There's another puzzling aspect of the Routes to Remembering study. Daniel Tammet competed in the WMC in 1999 and 2000 under his original surname of Corney. The WMC records are consistent with this being true. I think it was Joshua Foer in his book Moonwalking With Einstein who identified 2001 as the year in which Daniel changed his surname to Tammet from Corney. There is ample evidence that this name change was legal and not merely informal. The Routes to Remembering study was first published online on December 16th 2002. Daniel was selected as a subject in that study because he had been a successful WMC competitor, so presumably the study researchers knew Daniel by the surname Corney. But if the study was conducted in 2002, which seems probable, this would have been after Daniel's legal name change. So I wonder by what name did the researchers know Daniel, and if they knew about the name change, did they think it eroded Daniel's credibility?

Wilding, John M. and Valentine, Elizabeth R. (1997) Superior memory. Psychology Press, 1997.
http://books.google.com.au/books?id=lBHYHgpxDEkC&dq=superior+memory+wilding&source=gbs_navlinks_s
[see page 106...]

Maguire, Eleanor A., Valentine, Elizabeth R., Wilding, John M. & Kapur, Narinder (2002-3) Routes to remembering: the brains behind superior memory. Nature Neuroscience. Volume 6 Number 1 January 2003 p.90-95.
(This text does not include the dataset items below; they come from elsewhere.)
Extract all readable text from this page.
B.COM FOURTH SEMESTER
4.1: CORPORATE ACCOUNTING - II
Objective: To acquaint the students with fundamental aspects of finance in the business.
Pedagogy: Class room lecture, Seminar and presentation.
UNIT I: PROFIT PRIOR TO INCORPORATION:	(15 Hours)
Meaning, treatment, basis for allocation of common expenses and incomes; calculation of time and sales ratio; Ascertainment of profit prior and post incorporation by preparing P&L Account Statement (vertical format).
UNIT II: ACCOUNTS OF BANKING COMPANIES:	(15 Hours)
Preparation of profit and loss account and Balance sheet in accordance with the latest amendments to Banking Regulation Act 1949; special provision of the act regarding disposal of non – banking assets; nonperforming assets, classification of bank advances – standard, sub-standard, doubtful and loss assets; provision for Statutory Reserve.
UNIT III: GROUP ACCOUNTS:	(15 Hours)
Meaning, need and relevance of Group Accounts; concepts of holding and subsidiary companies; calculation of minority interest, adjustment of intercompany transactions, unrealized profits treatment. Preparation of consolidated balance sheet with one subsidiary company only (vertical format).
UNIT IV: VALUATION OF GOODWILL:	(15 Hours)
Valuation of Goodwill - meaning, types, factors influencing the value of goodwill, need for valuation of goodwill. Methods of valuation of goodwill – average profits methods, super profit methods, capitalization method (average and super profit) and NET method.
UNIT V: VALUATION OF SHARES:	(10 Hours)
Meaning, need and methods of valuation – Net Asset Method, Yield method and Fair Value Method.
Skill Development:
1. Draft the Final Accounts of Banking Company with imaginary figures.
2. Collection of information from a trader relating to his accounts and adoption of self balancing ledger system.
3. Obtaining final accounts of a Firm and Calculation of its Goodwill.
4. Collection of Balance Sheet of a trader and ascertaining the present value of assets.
Published online: 16 December 2002 doi:10.1038/nn988
http://www.uni.edu/gabriele/page4/files/maguire002820020029brains-behind-superior-memorizers.pdf
http://www.nature.com/neuro/journal/v6/n1/pdf/nn988.pdf
[According to info about Tammet in an article by Dr. D. Treffert published at the website of the Wisconsin Medical Society and also info that was published in 2004 at the website of the National Society for Epilepsy in the UK, Tammet was one of the World Memory Championship (WMC) competitors studied in this study by UK researchers including one researcher from the Institute of Neurology in London. Tammet competed and did very well in the WMC in 1999 and 2000, before he changed his surname in 2001 (Foer 2011), so his records for the WMC are under the name "Daniel Corney". A quote from pages 90-91 of the "Routes to remembering" study: "The superior memorizers were not exceptional in their performance on tests of general cognitive ability..." This includes Tammet. In his 2009 book Tammet claimed to have an IQ of 150. It is hard to imagine how an individual capable on attaining an IQ score of 150 could have gone unnoticed in this study of only ten superior memorizers and ten matched normal controls.]